Hällas – Excerpts from a Future Past
Merhaba.
1960’ların ikinci yarısı itibariyle filizlenen progresif rock müziğin alamet-i farikalarının belli olduğu 1970’ler henüz BLACK SABBATH çıkıp heavy metal manifestosunu ortaya koymadan önceki proto-metal dönemin tatlı coşkusunu muhteşem bir şekilde harmanlayan ve bunlar yetmezmiş gibi müziğini kahinler, devasa şehirlerin yıkılışı ve haklı bir göreve çıkan asil bir şövalye gibi ögelerle bezeli bir konsept eşliğinde sunan, 2017’nin Ekim ayından beri büyük bir keyifle dinlediğim Hällas’ı okurla da paylaşmanın vakti geldi artık.

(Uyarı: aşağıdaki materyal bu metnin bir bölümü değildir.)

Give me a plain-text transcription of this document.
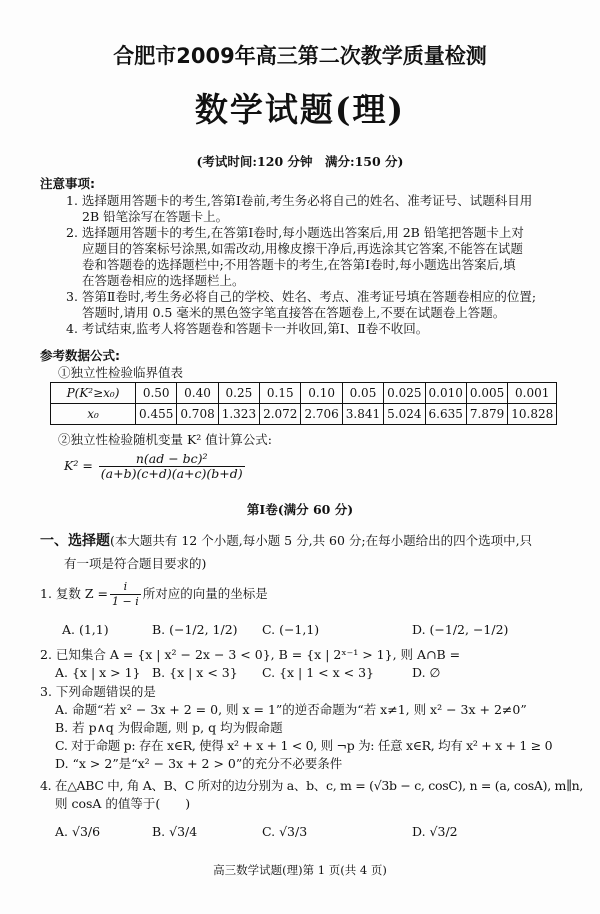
合肥市2009年高三第二次教学质量检测
数学试题(理)
(考试时间:120 分钟　满分:150 分)
注意事项:
1. 选择题用答题卡的考生,答第Ⅰ卷前,考生务必将自己的姓名、准考证号、试题科目用
2B 铅笔涂写在答题卡上。
2. 选择题用答题卡的考生,在答第Ⅰ卷时,每小题选出答案后,用 2B 铅笔把答题卡上对
应题目的答案标号涂黑,如需改动,用橡皮擦干净后,再选涂其它答案,不能答在试题
卷和答题卷的选择题栏中;不用答题卡的考生,在答第Ⅰ卷时,每小题选出答案后,填
在答题卷相应的选择题栏上。
3. 答第Ⅱ卷时,考生务必将自己的学校、姓名、考点、准考证号填在答题卷相应的位置;
答题时,请用 0.5 毫米的黑色签字笔直接答在答题卷上,不要在试题卷上答题。
4. 考试结束,监考人将答题卷和答题卡一并收回,第Ⅰ、Ⅱ卷不收回。
参考数据公式:
①独立性检验临界值表
P(K²≥x₀)	0.50	0.40	0.25	0.15	0.10	0.05	0.025	0.010	0.005	0.001
x₀	0.455	0.708	1.323	2.072	2.706	3.841	5.024	6.635	7.879	10.828
②独立性检验随机变量 K² 值计算公式:
$K^2 = \frac{\text{n(ad − bc)²}}{(a+b)(c+d)(a+c)(b+d)}$
第Ⅰ卷(满分 60 分)
一、选择题(本大题共有 12 个小题,每小题 5 分,共 60 分;在每小题给出的四个选项中,只
有一项是符合题目要求的)
1. 复数 $Z = \frac{i}{1 - i}$ 所对应的向量的坐标是
A. (1,1)	B. (−1/2, 1/2) C. (−1,1)	D. (−1/2, −1/2)
2. 已知集合 A = {x | x² − 2x − 3 < 0}, B = {x | 2ˣ⁻¹ > 1}, 则 A∩B =
A. {x | x > 1} B. {x | x < 3} C. {x | 1 < x < 3}	D. ∅
3. 下列命题错误的是
A. 命题“若 x² − 3x + 2 = 0, 则 x = 1”的逆否命题为“若 x≠1, 则 x² − 3x + 2≠0”
B. 若 p∧q 为假命题, 则 p, q 均为假命题
C. 对于命题 p: 存在 x∈R, 使得 x² + x + 1 < 0, 则 ¬p 为: 任意 x∈R, 均有 x² + x + 1 ≥ 0
D. “x > 2”是“x² − 3x + 2 > 0”的充分不必要条件
4. 在△ABC 中, 角 A、B、C 所对的边分别为 a、b、c, m = (√3b − c, cosC), n = (a, cosA), m∥n,
则 cosA 的值等于(　　)
A. √3/6	B. √3/4	C. √3/3	D. √3/2
高三数学试题(理)第 1 页(共 4 页)
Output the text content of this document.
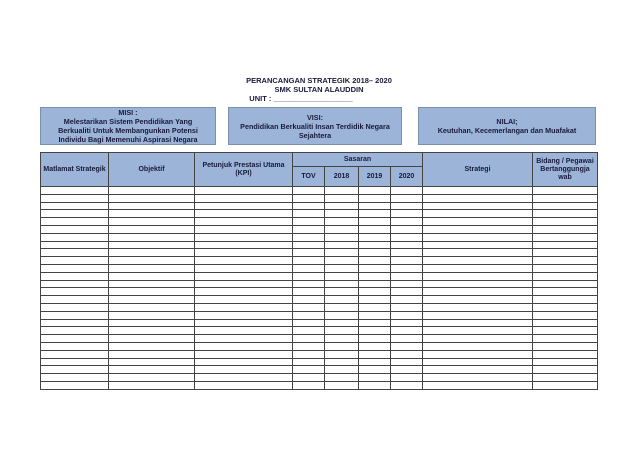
PERANCANGAN STRATEGIK 2018– 2020
SMK SULTAN ALAUDDIN
UNIT : ___________________
MISI :
Melestarikan Sistem Pendidikan Yang Berkualiti Untuk Membangunkan Potensi Individu Bagi Memenuhi Aspirasi Negara
VISI:
Pendidikan Berkualiti Insan Terdidik Negara Sejahtera
NILAI;
Keutuhan, Kecemerlangan dan Muafakat
Matlamat Strategik	Objektif	Petunjuk Prestasi Utama (KPI)	Sasaran				Strategi	Bidang / Pegawai Bertanggungja wab
			TOV	2018	2019	2020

Excerpts from a Future Past, İsveçli beşlinin ilk albümü. Yaptıkları müzik hemen hemen yukarıda ifade etitğim şekilde olsa da onlar kendilerini bir adventure rock grubu olarak tanımlamışlar ve genelde böyle zıpçıktı, çoğu ucuz birer pazarlama hamlesi olmanın ötesine geçemeyen etiketlemelere yüz vermesem de Hällas için bu oldukça doğru bir tanım.

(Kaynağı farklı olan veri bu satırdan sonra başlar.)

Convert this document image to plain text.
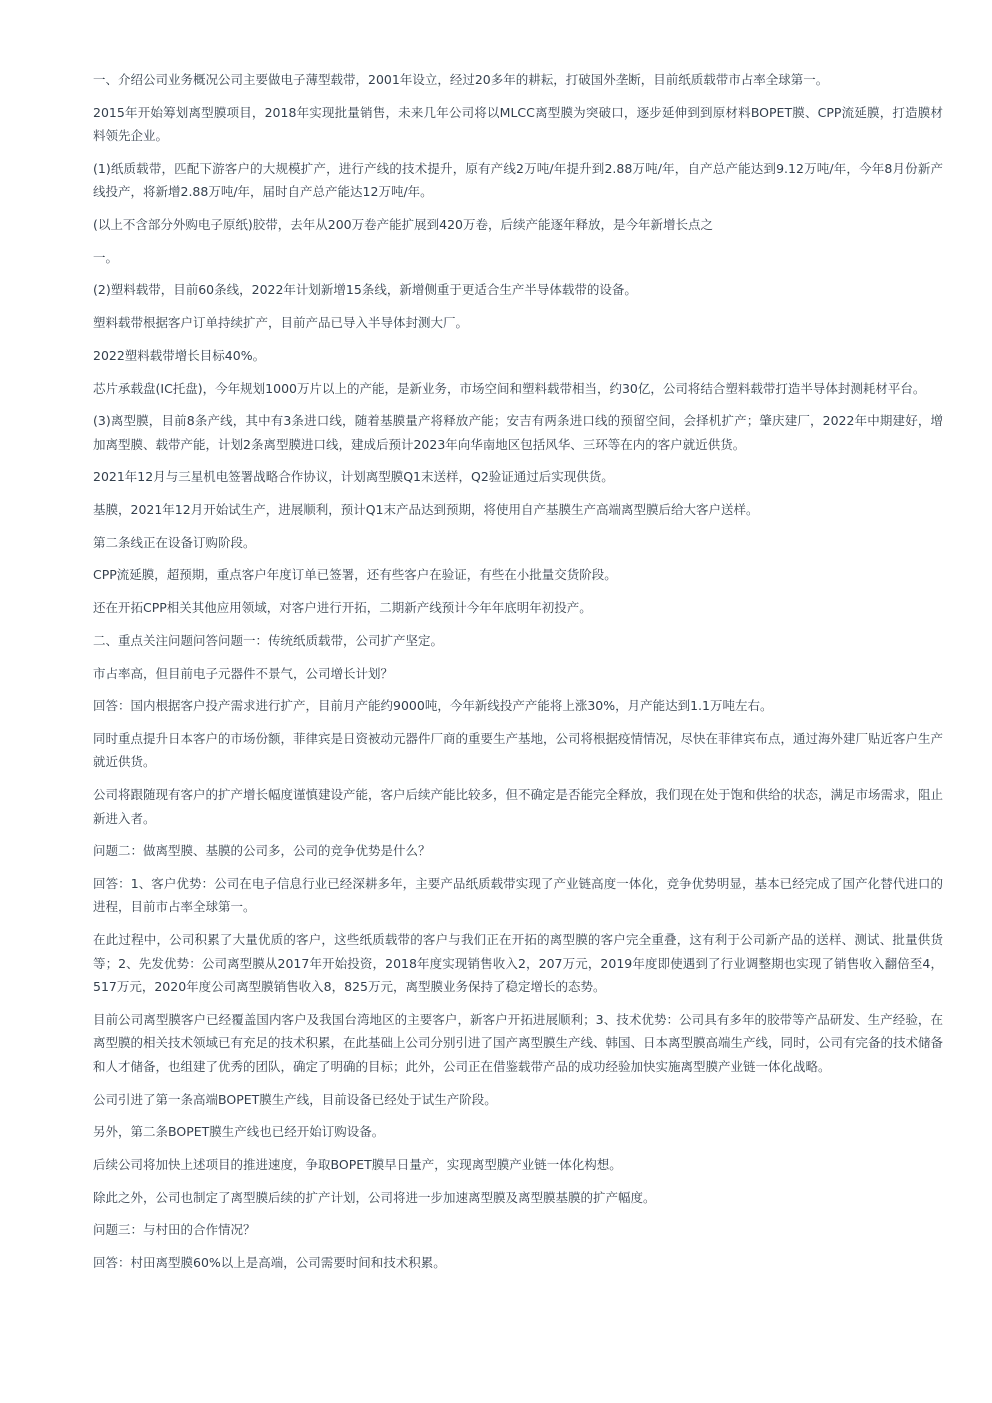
一、介绍公司业务概况公司主要做电子薄型载带，2001年设立，经过20多年的耕耘，打破国外垄断，目前纸质载带市占率全球第一。

2015年开始筹划离型膜项目，2018年实现批量销售，未来几年公司将以MLCC离型膜为突破口，逐步延伸到到原材料BOPET膜、CPP流延膜，打造膜材料领先企业。

(1)纸质载带，匹配下游客户的大规模扩产，进行产线的技术提升，原有产线2万吨/年提升到2.88万吨/年，自产总产能达到9.12万吨/年，今年8月份新产线投产，将新增2.88万吨/年，届时自产总产能达12万吨/年。

(以上不含部分外购电子原纸)胶带，去年从200万卷产能扩展到420万卷，后续产能逐年释放，是今年新增长点之

一。

(2)塑料载带，目前60条线，2022年计划新增15条线，新增侧重于更适合生产半导体载带的设备。

塑料载带根据客户订单持续扩产，目前产品已导入半导体封测大厂。

2022塑料载带增长目标40%。

芯片承载盘(IC托盘)，今年规划1000万片以上的产能，是新业务，市场空间和塑料载带相当，约30亿，公司将结合塑料载带打造半导体封测耗材平台。

(3)离型膜，目前8条产线，其中有3条进口线，随着基膜量产将释放产能；安吉有两条进口线的预留空间，会择机扩产；肇庆建厂，2022年中期建好，增加离型膜、载带产能，计划2条离型膜进口线，建成后预计2023年向华南地区包括风华、三环等在内的客户就近供货。

2021年12月与三星机电签署战略合作协议，计划离型膜Q1末送样，Q2验证通过后实现供货。

基膜，2021年12月开始试生产，进展顺利，预计Q1末产品达到预期，将使用自产基膜生产高端离型膜后给大客户送样。

第二条线正在设备订购阶段。

CPP流延膜，超预期，重点客户年度订单已签署，还有些客户在验证，有些在小批量交货阶段。

还在开拓CPP相关其他应用领域，对客户进行开拓，二期新产线预计今年年底明年初投产。

二、重点关注问题问答问题一：传统纸质载带，公司扩产坚定。

市占率高，但目前电子元器件不景气，公司增长计划？

回答：国内根据客户投产需求进行扩产，目前月产能约9000吨，今年新线投产产能将上涨30%，月产能达到1.1万吨左右。

同时重点提升日本客户的市场份额，菲律宾是日资被动元器件厂商的重要生产基地，公司将根据疫情情况，尽快在菲律宾布点，通过海外建厂贴近客户生产就近供货。

公司将跟随现有客户的扩产增长幅度谨慎建设产能，客户后续产能比较多，但不确定是否能完全释放，我们现在处于饱和供给的状态，满足市场需求，阻止新进入者。

问题二：做离型膜、基膜的公司多，公司的竞争优势是什么？

回答：1、客户优势：公司在电子信息行业已经深耕多年，主要产品纸质载带实现了产业链高度一体化，竞争优势明显，基本已经完成了国产化替代进口的进程，目前市占率全球第一。

在此过程中，公司积累了大量优质的客户，这些纸质载带的客户与我们正在开拓的离型膜的客户完全重叠，这有利于公司新产品的送样、测试、批量供货等；2、先发优势：公司离型膜从2017年开始投资，2018年度实现销售收入2，207万元，2019年度即使遇到了行业调整期也实现了销售收入翻倍至4，517万元，2020年度公司离型膜销售收入8，825万元，离型膜业务保持了稳定增长的态势。

目前公司离型膜客户已经覆盖国内客户及我国台湾地区的主要客户，新客户开拓进展顺利；3、技术优势：公司具有多年的胶带等产品研发、生产经验，在离型膜的相关技术领域已有充足的技术积累，在此基础上公司分别引进了国产离型膜生产线、韩国、日本离型膜高端生产线，同时，公司有完备的技术储备和人才储备，也组建了优秀的团队，确定了明确的目标；此外，公司正在借鉴载带产品的成功经验加快实施离型膜产业链一体化战略。

公司引进了第一条高端BOPET膜生产线，目前设备已经处于试生产阶段。

另外，第二条BOPET膜生产线也已经开始订购设备。

后续公司将加快上述项目的推进速度，争取BOPET膜早日量产，实现离型膜产业链一体化构想。

除此之外，公司也制定了离型膜后续的扩产计划，公司将进一步加速离型膜及离型膜基膜的扩产幅度。

问题三：与村田的合作情况？

回答：村田离型膜60%以上是高端，公司需要时间和技术积累。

Yumuşak başlı bir tutuma sahip olan Hällas’ın en büyük albenisi bu sıcaklığı ve kendince fazlasıyla stilistik bir yapısı olmasına rağmen her şeyi sadece ve basit tutarak da dinleyiciyi yakalayabilmesi herhalde. NWOBHM temsilcilerinin çift gitar pratiklerinin sadeleşmiş versiyonlarının hakimiyetindeki Hällas müziğini eşsiz kılan şey ise albümün prodüksiyonu ve miksajını da üstlenen, grubun klavyecisi ve kilise orgu çalıcısı (aradığınız Türkçeme şu anda ulaşılamıyor, lütfen daha sonra tekrar deneyin!) Nicklas Malmqvist. Hali hazırda alternatif bir Orta Çağ dünyasında geçen epik bir hikayeye sahip albümün kilise orgu ile nasıl yükselebileceğini tahmin ediyorsunuzdur herhalde.
The Golden City of Semyra gibi parçalarda daha da öne çıkan Orta Çağ melodileri, Nicklas’ın çok doğru yerlerde atmosferi yükselten orgu ile iyice kazınıyor zihinlere. Albümün açılış parçası The Astral Seer ise bence Hällas’ı en iyi tanımlayan iş, zira grubun hem sert hem de progresif tarafını ayrı ayrı çok iyi gösteriyor. Albümün çıktığı yıl en çok dinlediğim şarkılardan biri olan Star Rider ise Hällas’ın düpedüz hit yazabildiğinin kanıtı olarak, açık ara albümün en iyisi. Yine de çoğu zaman birini diğerinden ayıramıyorum ve Hällas aklıma geldiğinde baştan sona en az iki defa çeviriyorum albümü, onu da belirteyim.
Hällas’ın ayırıcı özelliklerinden bir diğeri de Tommy Alexandersson’un vokalleri. Öyle muazzam bir vokalist değil ve ses rengi, ses aralığı gibi konularda meslektaşlarının epey gerisinde kalıyor. Buna karşın müziğe ve albümün karakterine müthiş uyan bir vokali var ve bulduğu keyifli vokal melodileri, ilginç aksanıyla birleşince ortaya epey eğlenceli bir vokal performansı çıkmış. Bazen Tommy’den daha çoşkulu eşlik ettiğim, onun biraz daha kendini göstermiş olmasını istediğim anlar var albümde ama genel olarak kesinlikle gruba çok uyan ve albümü öne yukarı taşıyan bir performansı var. Senin ben As an empty shadow, the legends still told of his astral spells deyişini seveyim ya. Bazı kelimeleri gerçekten çok komik söylüyor, kusura da bakmasın şimdi.
Yumuşacık, fantastik ve müzikal olarak da dolu dolu bir iş yapıyor Hällas. Her defasında albümün sonunda daha keyifli ve pozitif bir hale geliyorum ve aslında her şey bir yana, Excerpts from a Future Past‘ın en büyük özelliği bu bence. Shadow of the Templar’ın ikinci yarısında, devamındaki gayet saykodelik sulara kaymadan hemen önce, şöyle on beş saniye kadar giren minicik melodi bile yetiyor keyiflenmeme. İster açın sözleriyle beraber konsept içerisinde maceralara dalın, ister yalnızca birbirinden tatlı gitar melodileri eşliğinde keyfinize bakın; bir şekilde mutlaka bir şans verin. Canım Hällas.